The Myth of Social Efficiency

Apropos of whether certain land policies with respect to cottagers in England were "socially efficient," I commend this quotation from Frank van Dun: "There is no point in terming a real action by a real person inefficient because it does not match the predicted action of a theoretical construct in some economist's model of the world." ("Economics and the Limits of Value-Free Science," Reason Papers, Spring 1986)

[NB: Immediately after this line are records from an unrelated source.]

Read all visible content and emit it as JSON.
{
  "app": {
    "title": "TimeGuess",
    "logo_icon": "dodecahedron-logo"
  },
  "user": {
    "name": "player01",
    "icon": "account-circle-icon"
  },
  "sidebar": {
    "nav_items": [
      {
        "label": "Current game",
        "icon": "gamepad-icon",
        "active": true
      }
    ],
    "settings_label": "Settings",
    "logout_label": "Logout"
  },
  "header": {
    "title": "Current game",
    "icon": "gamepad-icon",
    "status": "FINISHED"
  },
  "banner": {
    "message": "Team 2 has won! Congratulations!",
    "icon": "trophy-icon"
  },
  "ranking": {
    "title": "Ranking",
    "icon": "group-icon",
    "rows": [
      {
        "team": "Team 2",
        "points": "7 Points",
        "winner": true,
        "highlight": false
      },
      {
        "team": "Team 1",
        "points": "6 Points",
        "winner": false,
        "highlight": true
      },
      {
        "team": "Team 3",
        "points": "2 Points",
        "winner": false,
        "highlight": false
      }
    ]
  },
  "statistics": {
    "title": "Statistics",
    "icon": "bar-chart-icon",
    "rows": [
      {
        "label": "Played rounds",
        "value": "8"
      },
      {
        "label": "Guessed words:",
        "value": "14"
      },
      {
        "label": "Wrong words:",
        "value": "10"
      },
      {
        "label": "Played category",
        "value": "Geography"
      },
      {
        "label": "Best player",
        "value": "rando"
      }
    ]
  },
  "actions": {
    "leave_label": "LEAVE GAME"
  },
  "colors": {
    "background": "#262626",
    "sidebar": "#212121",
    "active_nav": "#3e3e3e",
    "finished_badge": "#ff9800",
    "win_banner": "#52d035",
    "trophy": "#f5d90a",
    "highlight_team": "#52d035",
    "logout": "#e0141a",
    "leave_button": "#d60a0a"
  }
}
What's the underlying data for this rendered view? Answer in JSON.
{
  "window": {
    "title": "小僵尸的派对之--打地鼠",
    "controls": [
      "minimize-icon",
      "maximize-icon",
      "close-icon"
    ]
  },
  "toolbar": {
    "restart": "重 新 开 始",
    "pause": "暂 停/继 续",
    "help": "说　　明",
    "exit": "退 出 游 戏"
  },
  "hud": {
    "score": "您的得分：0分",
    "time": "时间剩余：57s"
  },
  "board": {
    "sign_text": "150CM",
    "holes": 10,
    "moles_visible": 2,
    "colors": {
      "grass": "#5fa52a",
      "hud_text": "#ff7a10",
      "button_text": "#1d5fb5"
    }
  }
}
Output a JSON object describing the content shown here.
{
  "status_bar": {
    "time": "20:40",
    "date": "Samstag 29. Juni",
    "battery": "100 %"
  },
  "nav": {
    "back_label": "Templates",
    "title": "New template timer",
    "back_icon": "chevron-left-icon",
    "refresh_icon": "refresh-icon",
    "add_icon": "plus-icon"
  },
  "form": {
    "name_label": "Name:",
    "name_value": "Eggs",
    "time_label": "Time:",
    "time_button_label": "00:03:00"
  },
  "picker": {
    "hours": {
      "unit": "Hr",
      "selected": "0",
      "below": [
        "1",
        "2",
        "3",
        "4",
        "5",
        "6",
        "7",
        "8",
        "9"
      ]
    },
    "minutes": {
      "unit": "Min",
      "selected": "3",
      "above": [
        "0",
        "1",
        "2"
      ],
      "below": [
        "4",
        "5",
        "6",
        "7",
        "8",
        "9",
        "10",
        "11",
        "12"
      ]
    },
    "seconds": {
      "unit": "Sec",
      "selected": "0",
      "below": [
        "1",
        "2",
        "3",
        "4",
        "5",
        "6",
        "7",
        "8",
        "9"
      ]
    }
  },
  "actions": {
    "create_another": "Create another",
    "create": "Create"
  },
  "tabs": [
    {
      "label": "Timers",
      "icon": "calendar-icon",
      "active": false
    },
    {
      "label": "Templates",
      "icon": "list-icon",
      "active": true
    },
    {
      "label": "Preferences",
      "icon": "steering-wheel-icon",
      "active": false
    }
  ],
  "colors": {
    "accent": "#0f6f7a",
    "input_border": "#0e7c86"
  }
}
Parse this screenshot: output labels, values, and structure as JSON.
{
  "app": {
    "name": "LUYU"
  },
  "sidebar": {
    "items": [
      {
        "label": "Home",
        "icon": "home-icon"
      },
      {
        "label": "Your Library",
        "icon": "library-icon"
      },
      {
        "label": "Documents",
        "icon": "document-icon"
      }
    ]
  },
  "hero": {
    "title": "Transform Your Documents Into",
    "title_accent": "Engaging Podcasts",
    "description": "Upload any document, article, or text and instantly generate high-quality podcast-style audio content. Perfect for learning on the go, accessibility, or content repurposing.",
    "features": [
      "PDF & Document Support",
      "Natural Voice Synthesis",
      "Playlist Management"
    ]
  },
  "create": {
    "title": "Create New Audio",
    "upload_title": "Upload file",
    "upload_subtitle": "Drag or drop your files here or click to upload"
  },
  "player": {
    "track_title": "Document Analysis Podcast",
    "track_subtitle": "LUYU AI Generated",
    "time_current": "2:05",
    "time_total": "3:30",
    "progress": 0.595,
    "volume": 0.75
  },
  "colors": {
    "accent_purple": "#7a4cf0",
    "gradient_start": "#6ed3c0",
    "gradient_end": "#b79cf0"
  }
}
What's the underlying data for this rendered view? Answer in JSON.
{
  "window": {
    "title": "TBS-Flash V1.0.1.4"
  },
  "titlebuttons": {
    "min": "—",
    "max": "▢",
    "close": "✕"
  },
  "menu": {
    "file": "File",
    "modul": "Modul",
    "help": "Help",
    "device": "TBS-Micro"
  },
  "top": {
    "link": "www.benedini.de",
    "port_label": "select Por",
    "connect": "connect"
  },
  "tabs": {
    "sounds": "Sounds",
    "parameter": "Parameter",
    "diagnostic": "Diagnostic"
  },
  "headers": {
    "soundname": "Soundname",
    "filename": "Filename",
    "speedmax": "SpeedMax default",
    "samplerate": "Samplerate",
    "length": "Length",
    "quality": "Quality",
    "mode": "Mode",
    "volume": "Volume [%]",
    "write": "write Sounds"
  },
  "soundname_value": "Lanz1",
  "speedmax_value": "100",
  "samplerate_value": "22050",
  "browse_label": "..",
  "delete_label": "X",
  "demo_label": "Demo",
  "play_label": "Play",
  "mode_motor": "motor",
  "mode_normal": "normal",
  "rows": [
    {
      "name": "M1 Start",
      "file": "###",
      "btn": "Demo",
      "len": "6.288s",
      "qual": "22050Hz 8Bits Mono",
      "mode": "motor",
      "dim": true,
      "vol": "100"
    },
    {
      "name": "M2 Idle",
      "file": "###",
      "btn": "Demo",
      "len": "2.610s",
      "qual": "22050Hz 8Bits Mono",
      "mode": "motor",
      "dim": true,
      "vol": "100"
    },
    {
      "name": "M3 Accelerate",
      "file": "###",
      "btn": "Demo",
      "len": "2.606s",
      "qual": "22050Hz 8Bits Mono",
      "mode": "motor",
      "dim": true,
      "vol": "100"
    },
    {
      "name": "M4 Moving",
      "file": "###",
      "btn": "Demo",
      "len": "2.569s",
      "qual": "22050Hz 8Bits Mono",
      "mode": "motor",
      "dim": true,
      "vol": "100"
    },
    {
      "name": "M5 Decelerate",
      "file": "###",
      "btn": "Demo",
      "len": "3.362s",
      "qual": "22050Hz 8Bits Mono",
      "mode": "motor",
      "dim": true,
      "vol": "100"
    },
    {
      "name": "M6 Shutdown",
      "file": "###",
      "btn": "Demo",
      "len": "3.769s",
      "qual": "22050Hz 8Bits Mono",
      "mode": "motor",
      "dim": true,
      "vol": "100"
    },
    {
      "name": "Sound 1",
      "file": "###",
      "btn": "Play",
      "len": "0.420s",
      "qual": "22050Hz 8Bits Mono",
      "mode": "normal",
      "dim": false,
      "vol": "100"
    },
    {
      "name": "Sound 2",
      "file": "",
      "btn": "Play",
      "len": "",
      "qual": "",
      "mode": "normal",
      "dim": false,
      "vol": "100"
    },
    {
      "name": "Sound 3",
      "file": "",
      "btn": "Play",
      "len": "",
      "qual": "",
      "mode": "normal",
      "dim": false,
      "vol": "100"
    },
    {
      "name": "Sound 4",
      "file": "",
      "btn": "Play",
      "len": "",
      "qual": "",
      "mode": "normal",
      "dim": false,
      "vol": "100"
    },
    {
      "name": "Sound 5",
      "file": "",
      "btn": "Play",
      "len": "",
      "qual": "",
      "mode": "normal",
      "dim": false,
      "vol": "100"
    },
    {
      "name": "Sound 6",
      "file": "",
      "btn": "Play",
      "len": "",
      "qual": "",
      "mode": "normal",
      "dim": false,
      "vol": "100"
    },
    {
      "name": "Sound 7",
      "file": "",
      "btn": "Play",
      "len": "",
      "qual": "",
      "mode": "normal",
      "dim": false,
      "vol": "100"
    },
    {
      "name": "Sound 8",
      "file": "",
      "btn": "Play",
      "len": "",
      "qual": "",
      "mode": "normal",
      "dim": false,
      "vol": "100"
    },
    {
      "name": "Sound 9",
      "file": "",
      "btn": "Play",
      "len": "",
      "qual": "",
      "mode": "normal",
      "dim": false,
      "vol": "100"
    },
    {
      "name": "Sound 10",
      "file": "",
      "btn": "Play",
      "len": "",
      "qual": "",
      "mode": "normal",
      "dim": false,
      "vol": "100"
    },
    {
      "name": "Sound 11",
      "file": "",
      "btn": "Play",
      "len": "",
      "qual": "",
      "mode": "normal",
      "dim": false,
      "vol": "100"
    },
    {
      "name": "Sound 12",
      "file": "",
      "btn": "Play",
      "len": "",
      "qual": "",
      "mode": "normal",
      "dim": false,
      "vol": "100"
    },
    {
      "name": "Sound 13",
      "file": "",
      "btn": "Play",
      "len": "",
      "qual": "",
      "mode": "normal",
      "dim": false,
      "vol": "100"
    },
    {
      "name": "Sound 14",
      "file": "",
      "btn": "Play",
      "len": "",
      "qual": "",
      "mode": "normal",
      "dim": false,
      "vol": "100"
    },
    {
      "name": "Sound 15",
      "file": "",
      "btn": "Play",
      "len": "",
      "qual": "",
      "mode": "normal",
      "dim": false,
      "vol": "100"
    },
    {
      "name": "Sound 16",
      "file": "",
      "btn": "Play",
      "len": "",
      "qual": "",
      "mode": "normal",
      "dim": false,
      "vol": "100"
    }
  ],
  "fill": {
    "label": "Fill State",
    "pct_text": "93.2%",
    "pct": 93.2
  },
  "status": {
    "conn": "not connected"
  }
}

And while I'm on the subject, here's another relevant quotation, from Murray Rothbard: "[I]ndividual ends are bound to conflict, and therefore any additive concept of social efficiency is meaningless. . . . Efficiency . . . can only be meaningful relative to a given goal. But if ends clash, the opposing group will favor maximum inefficiency in pursuit of the disliked goal. Efficiency, therefore, can never serve as a utilitarian touchstone for law or for public policy. . . . [C]osts, as Austrians have pointed out for a century, are subjective to the individual, and therefore can neither be measured quantitatively nor, a fortiori, can they be added or compared among individuals. But if costs, like utilities, are subjective, nonadditive, and noncomparable, then of course any concept of social costs, including transaction costs, becomes meaningless." ("The Myth of Efficiency," in Time, Uncertainty, and Disequilibrium, Mario Rizzo, ed.)

So let's hear no more about the social or economic efficiency of land policy.